Não há dúvida que todos nós usamos máscaras. Em casa somos uma pessoa; no trabalho, outra; nas redes sociais, talvez uma terceira versão. Isso faz parte do pacote de viver em comunidade.
Esse disfarce nos faz nos movimentarmos em diversas situações do cotididano, como lidar com colegas de trabalho, negociar emoções amorosas e controlar impulsos, por exemplo. Mas que fique bem claro: essas máscaras são úteis e até necessárias.
O problema começa quando elas se tornam a única coisa que mostramos ao mundo. Segundo Jung, viver apenas da imagem construída para agradar os outros pode nos afastar perigosamente daquilo que realmente somos. E quando essa distância cresce demais, surge uma sensação difícil de explicar: tudo parece perder sentido.
“Quem olha para fora, sonha; quem olha para dentro, desperta”, escreveu Jung em uma carta de 1916.
A frase resume uma das grandes ideias do pensador: a autenticidade não nasce da aprovação externa, mas da coragem de olhar para dentro de si mesmo. Jung acreditava que muitas pessoas vivem tentando corresponder a expectativas familiares, sociais e profissionais sem sequer perceber quem realmente são por trás desses papéis.
Talvez por isso outra reflexão dele seja tão poderosa: “Nascemos originais e morremos cópias.”
Isso faz pensar bastante em Xamã, o Bagdá da novela 'Três Graças', da TV Globo. O rapper, que virou ator e atualmente vive um dos momentos mais fortes da carreira na televisão, parece carregar justamente essa mistura de vulnerabilidade e autenticidade que Jung tanto valorizava.
Depois de emendar duas novelas das nove - sendo 'Renascer', em 2024 e a atual ainda no ar -, Xamã se consolidou como uma figura artística difícil de encaixar em padrões muito rígidos.
Nas músicas, ele fala sobre amor, dureza da vida, ostentação, insegurança, desejo e autoestima sem esconder contradições. E o arquétipo que ele usa diz muito: a rejeição em parecer perfeito o tempo inteiro.

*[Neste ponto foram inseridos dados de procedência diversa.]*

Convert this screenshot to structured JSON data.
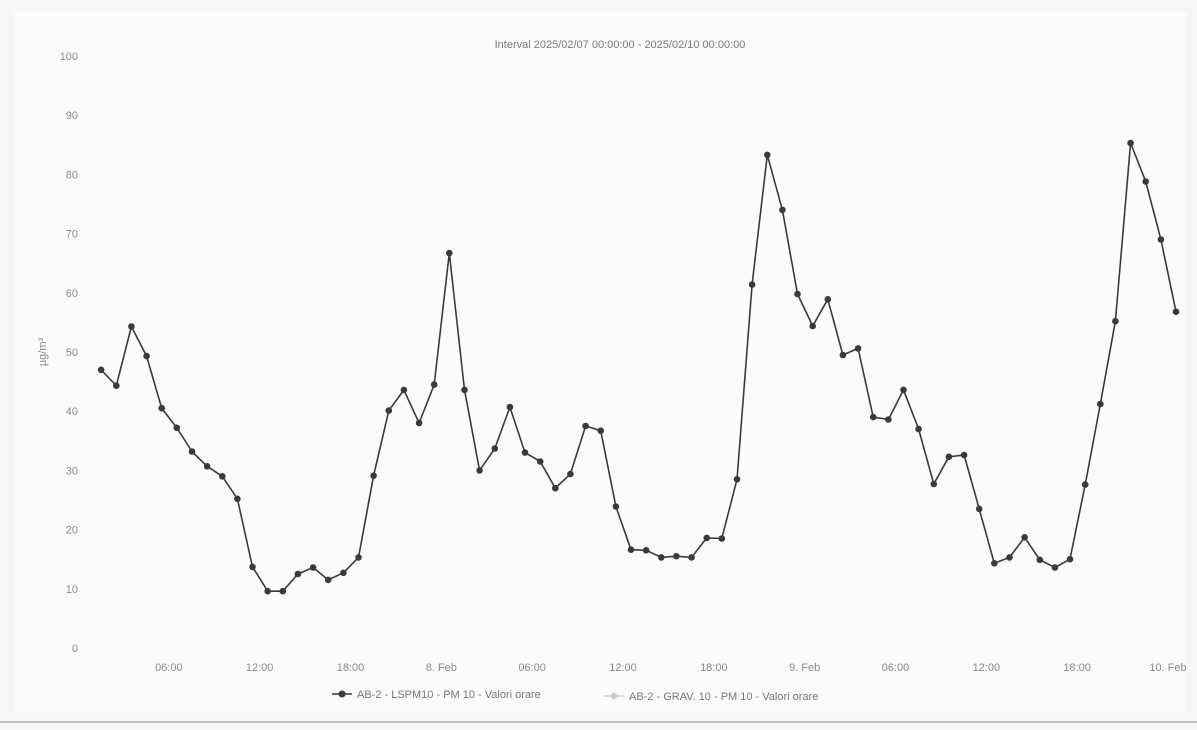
{
  "chart_data": {
    "type": "line",
    "title": "Interval 2025/02/07 00:00:00 - 2025/02/10 00:00:00",
    "xlabel": "",
    "ylabel": "µg/m³",
    "ylim": [
      0,
      100
    ],
    "yticks": [
      0,
      10,
      20,
      30,
      40,
      50,
      60,
      70,
      80,
      90,
      100
    ],
    "x_range_hours": [
      0,
      72
    ],
    "xticks": [
      {
        "hour": 6,
        "label": "06:00"
      },
      {
        "hour": 12,
        "label": "12:00"
      },
      {
        "hour": 18,
        "label": "18:00"
      },
      {
        "hour": 24,
        "label": "8. Feb"
      },
      {
        "hour": 30,
        "label": "06:00"
      },
      {
        "hour": 36,
        "label": "12:00"
      },
      {
        "hour": 42,
        "label": "18:00"
      },
      {
        "hour": 48,
        "label": "9. Feb"
      },
      {
        "hour": 54,
        "label": "06:00"
      },
      {
        "hour": 60,
        "label": "12:00"
      },
      {
        "hour": 66,
        "label": "18:00"
      },
      {
        "hour": 72,
        "label": "10. Feb"
      }
    ],
    "grid": false,
    "legend_position": "bottom",
    "series": [
      {
        "name": "AB-2 - LSPM10 - PM 10 - Valori orare",
        "color": "#3a3a3a",
        "marker": "circle",
        "x_hours": [
          1,
          2,
          3,
          4,
          5,
          6,
          7,
          8,
          9,
          10,
          11,
          12,
          13,
          14,
          15,
          16,
          17,
          18,
          19,
          20,
          21,
          22,
          23,
          24,
          25,
          26,
          27,
          28,
          29,
          30,
          31,
          32,
          33,
          34,
          35,
          36,
          37,
          38,
          39,
          40,
          41,
          42,
          43,
          44,
          45,
          46,
          47,
          48,
          49,
          50,
          51,
          52,
          53,
          54,
          55,
          56,
          57,
          58,
          59,
          60,
          61,
          62,
          63,
          64,
          65,
          66,
          67,
          68,
          69,
          70,
          71,
          72
        ],
        "values": [
          47,
          44.3,
          54.3,
          49.3,
          40.5,
          37.2,
          33.2,
          30.7,
          29,
          25.2,
          13.7,
          9.6,
          9.6,
          12.5,
          13.6,
          11.5,
          12.7,
          15.3,
          29.1,
          40.1,
          43.6,
          38,
          44.5,
          66.7,
          43.6,
          30,
          33.7,
          40.7,
          33,
          31.5,
          27,
          29.4,
          37.5,
          36.7,
          23.9,
          16.6,
          16.5,
          15.3,
          15.5,
          15.3,
          18.6,
          18.5,
          28.5,
          61.4,
          83.3,
          74,
          59.8,
          54.4,
          58.9,
          49.5,
          50.6,
          39,
          38.6,
          43.6,
          37,
          27.7,
          32.3,
          32.6,
          23.5,
          14.3,
          15.3,
          18.7,
          14.9,
          13.6,
          15,
          27.6,
          41.2,
          55.2,
          85.3,
          78.8,
          69,
          56.8
        ]
      },
      {
        "name": "AB-2 - GRAV. 10 - PM 10 - Valori orare",
        "color": "#c8c8c8",
        "marker": "diamond",
        "x_hours": [],
        "values": []
      }
    ]
  }
}
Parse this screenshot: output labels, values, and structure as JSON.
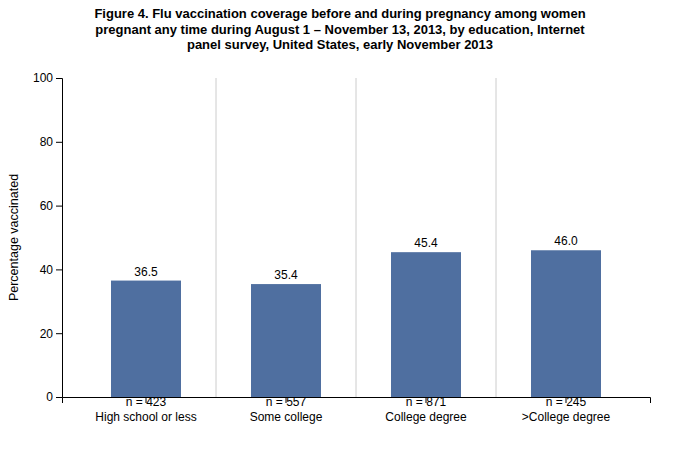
{
  "chart_data": {
    "type": "bar",
    "title": "Figure 4. Flu vaccination coverage before and during pregnancy among women\npregnant any time during August 1 – November 13, 2013, by education, Internet\npanel survey, United States, early November 2013",
    "categories": [
      "High school or less",
      "Some college",
      "College degree",
      ">College degree"
    ],
    "n_labels": [
      "n = 423",
      "n = 557",
      "n = 871",
      "n = 245"
    ],
    "values": [
      36.5,
      35.4,
      45.4,
      46.0
    ],
    "value_labels": [
      "36.5",
      "35.4",
      "45.4",
      "46.0"
    ],
    "data_labels": true,
    "color": "#4f6fa0",
    "ylabel": "Percentage vaccinated",
    "ylim": [
      0,
      100
    ],
    "yticks": [
      0,
      20,
      40,
      60,
      80,
      100
    ],
    "grid": false
  }
}
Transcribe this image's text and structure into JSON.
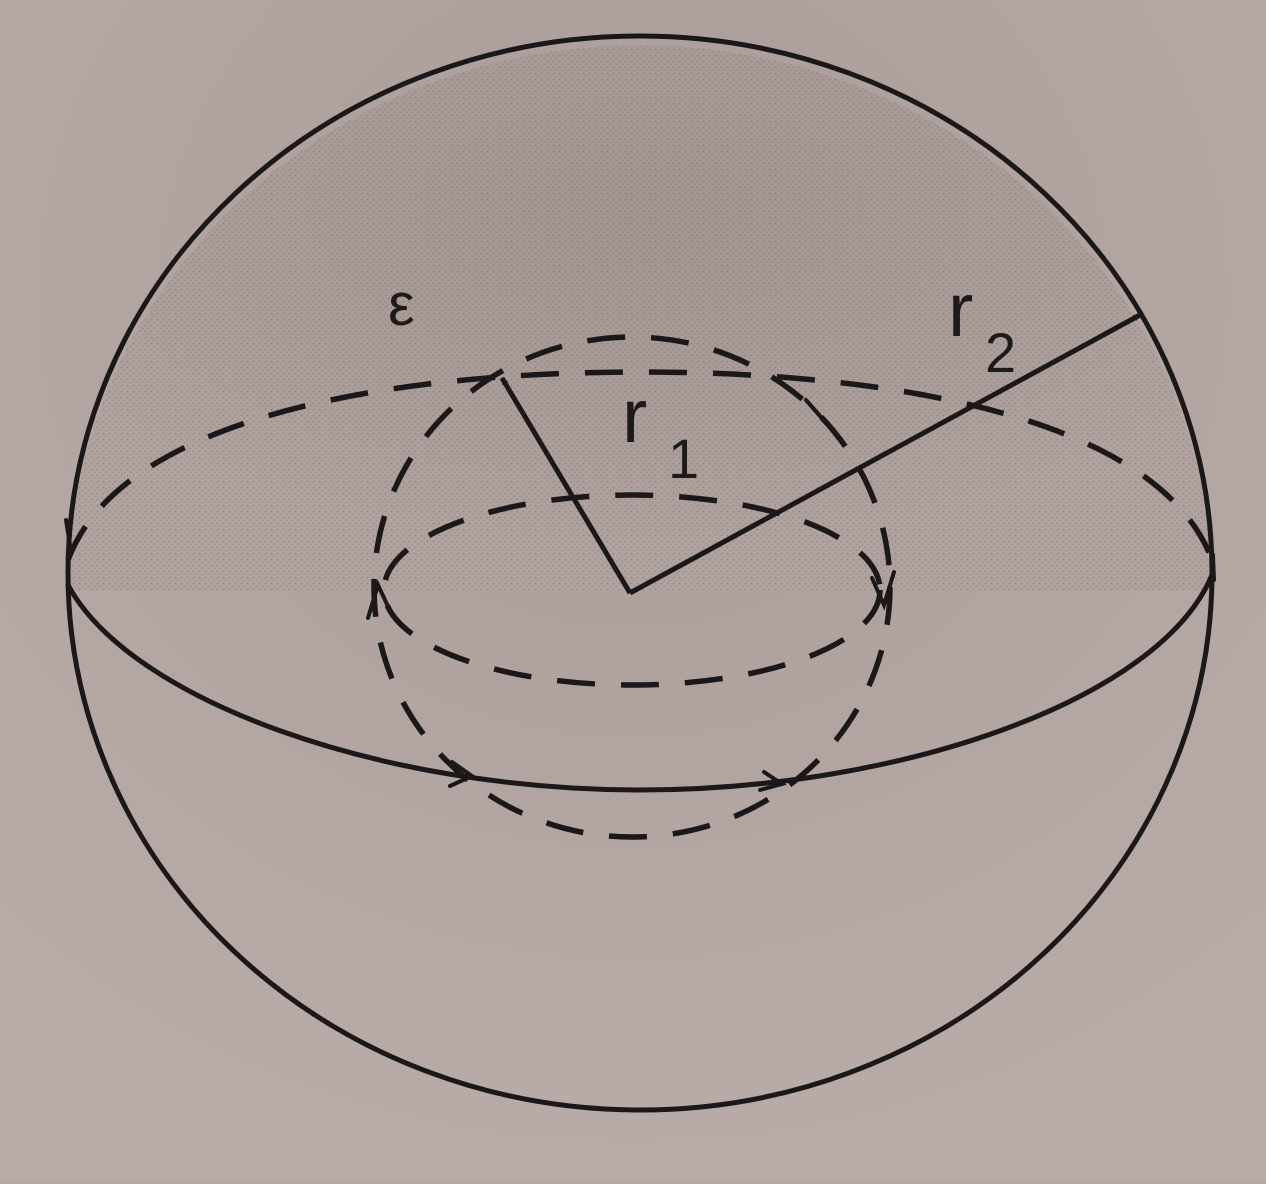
{
  "diagram": {
    "labels": {
      "epsilon": "ε",
      "r1_main": "r",
      "r1_sub": "1",
      "r2_main": "r",
      "r2_sub": "2"
    },
    "colors": {
      "paper": "#b5a7a3",
      "ink": "#1c1819"
    }
  }
}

E é exatamente aí que a teoria de Jung ganha força. Para o psiquiatra, buscar autenticidade não significa fazer tudo o que se quer ou viver de maneira extravagante. Ele acredita no processo da 'individualização'. Em outras palavras, não é sobre abandonar máscaras completamente, mas sobre não esquecer quem está por trás delas.
Também é importante lembrar que não existe uma fórmula universal para a vida. Não há uma única maneira correta de ser adulto, de encontrar amor, de alcançar sucesso ou de descobrir propósito. E talvez um dos maiores sofrimentos humanos seja justamente tentar viver a trajetória de outra pessoa.
O filósofo Charles Taylor também refletiu sobre isso ao defender a importância da autenticidade sem perder os valores humanos e morais que sustentam a convivência social. Afinal, viver de forma verdadeira não significa ignorar limites ou responsabilidades coletivas.
No fim das contas, Jung parece propor algo simples e extremamente difícil ao mesmo tempo: a coragem de existir sem abandonar a própria essência. Porque quando uma pessoa não sabe quem é, o mundo rapidamente oferece um personagem pronto para ela interpretar.